For many of us, this land was more than just a location on a map.

It was where we took our first steps. Where we learned to run. Where we hid from chasing dogs and played until sunset.

I could still picture every corner of it—my playground, my secret hiding spots, and the landscapes that filled my childhood drawings.

How could we leave the ground that held so many memories?

Yet we had little choice.

With some compensation from the company, we packed what we could carry and left our home behind.

My family moved to a forested area that felt completely unfamiliar. Some of my friends went to live near their relatives in other towns.

Slowly, the village that once held us together scattered in different directions.

It felt as if my childhood had been broken into pieces and carried away by the wind.

Years have passed since we left.

Sometimes I travel back to my old birthplace.

Each time I visit, I see how much it has changed. The place that once felt like my entire world now looks neglected and wounded. Without proper care, flash floods and landslides strike the area every year, reshaping the land again and again.

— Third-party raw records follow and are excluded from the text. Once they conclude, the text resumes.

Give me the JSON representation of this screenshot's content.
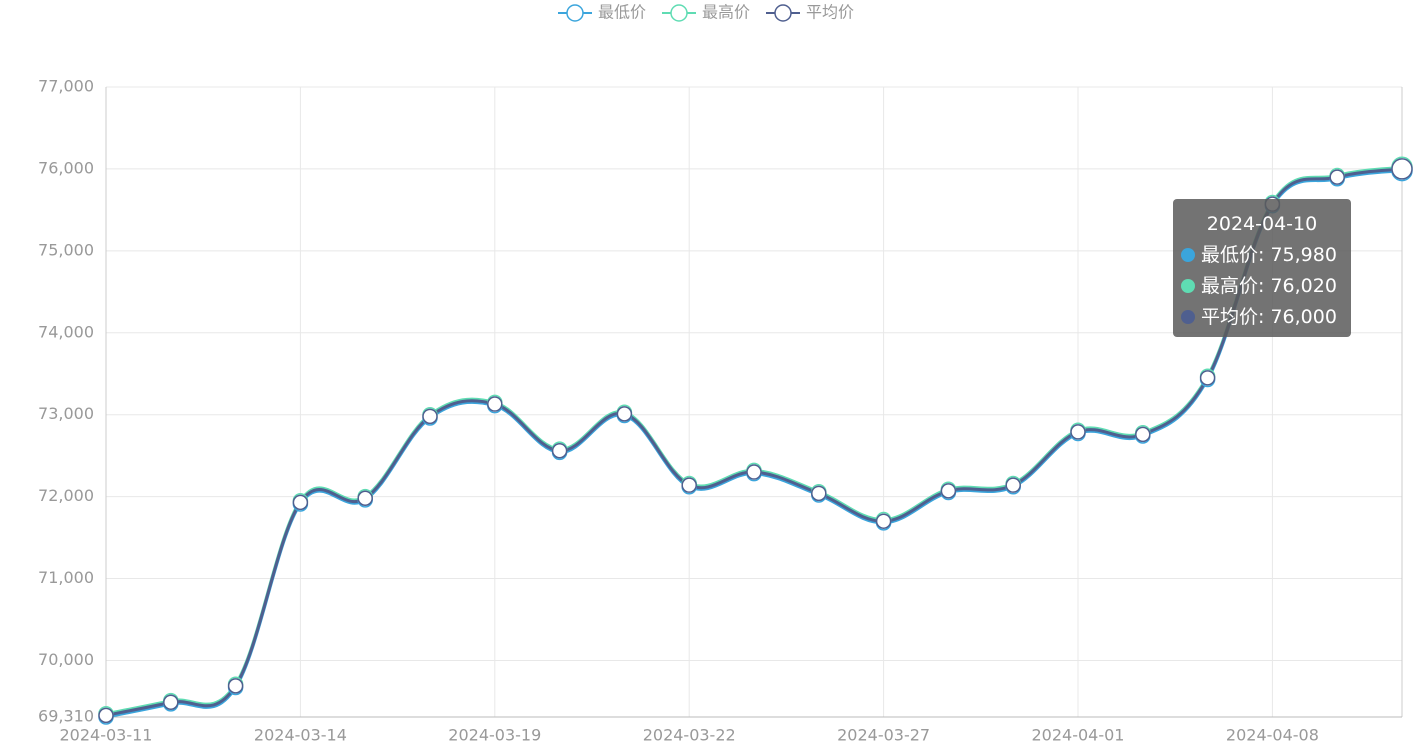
{
  "chart_data": {
    "type": "line",
    "categories": [
      "2024-03-11",
      null,
      null,
      "2024-03-14",
      null,
      null,
      "2024-03-19",
      null,
      null,
      "2024-03-22",
      null,
      null,
      "2024-03-27",
      null,
      null,
      "2024-04-01",
      null,
      null,
      "2024-04-08",
      null,
      "2024-04-10"
    ],
    "series": [
      {
        "name": "最低价",
        "color": "#3ba5dc",
        "values": [
          69310,
          69470,
          69670,
          71910,
          71960,
          72960,
          73110,
          72540,
          72990,
          72120,
          72280,
          72020,
          71680,
          72050,
          72120,
          72770,
          72740,
          73430,
          75550,
          75880,
          75980
        ]
      },
      {
        "name": "最高价",
        "color": "#5fdcb3",
        "values": [
          69350,
          69510,
          69710,
          71950,
          72000,
          73000,
          73150,
          72580,
          73030,
          72160,
          72320,
          72060,
          71720,
          72090,
          72160,
          72810,
          72780,
          73470,
          75590,
          75920,
          76020
        ]
      },
      {
        "name": "平均价",
        "color": "#4f5f8f",
        "values": [
          69330,
          69490,
          69690,
          71930,
          71980,
          72980,
          73130,
          72560,
          73010,
          72140,
          72300,
          72040,
          71700,
          72070,
          72140,
          72790,
          72760,
          73450,
          75570,
          75900,
          76000
        ]
      }
    ],
    "ylim": [
      69310,
      77000
    ],
    "yticks": [
      {
        "value": 69310,
        "label": "69,310"
      },
      {
        "value": 70000,
        "label": "70,000"
      },
      {
        "value": 71000,
        "label": "71,000"
      },
      {
        "value": 72000,
        "label": "72,000"
      },
      {
        "value": 73000,
        "label": "73,000"
      },
      {
        "value": 74000,
        "label": "74,000"
      },
      {
        "value": 75000,
        "label": "75,000"
      },
      {
        "value": 76000,
        "label": "76,000"
      },
      {
        "value": 77000,
        "label": "77,000"
      }
    ],
    "grid": true,
    "legend": "top",
    "tooltip": {
      "rows": [
        "最低价: 75,980",
        "最高价: 76,020",
        "平均价: 76,000"
      ]
    }
  }
}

Sometimes I stand there quietly, trying to match the landscape before my eyes with the one in my memory.

It is becoming harder each year.

There are no trees left that I can point to and say, "I used to climb that tree."

There is no safe stream where I can show children how we once swam under the hot afternoon sun.

The green scenes that once filled my childhood drawings may one day sound like myths to my own children and grandchildren.

What was once my playground has now become only a story.

And sometimes I wonder:

How many other villages carry stories like mine, places where childhood memories slowly disappear under the weight of development and environmental damage?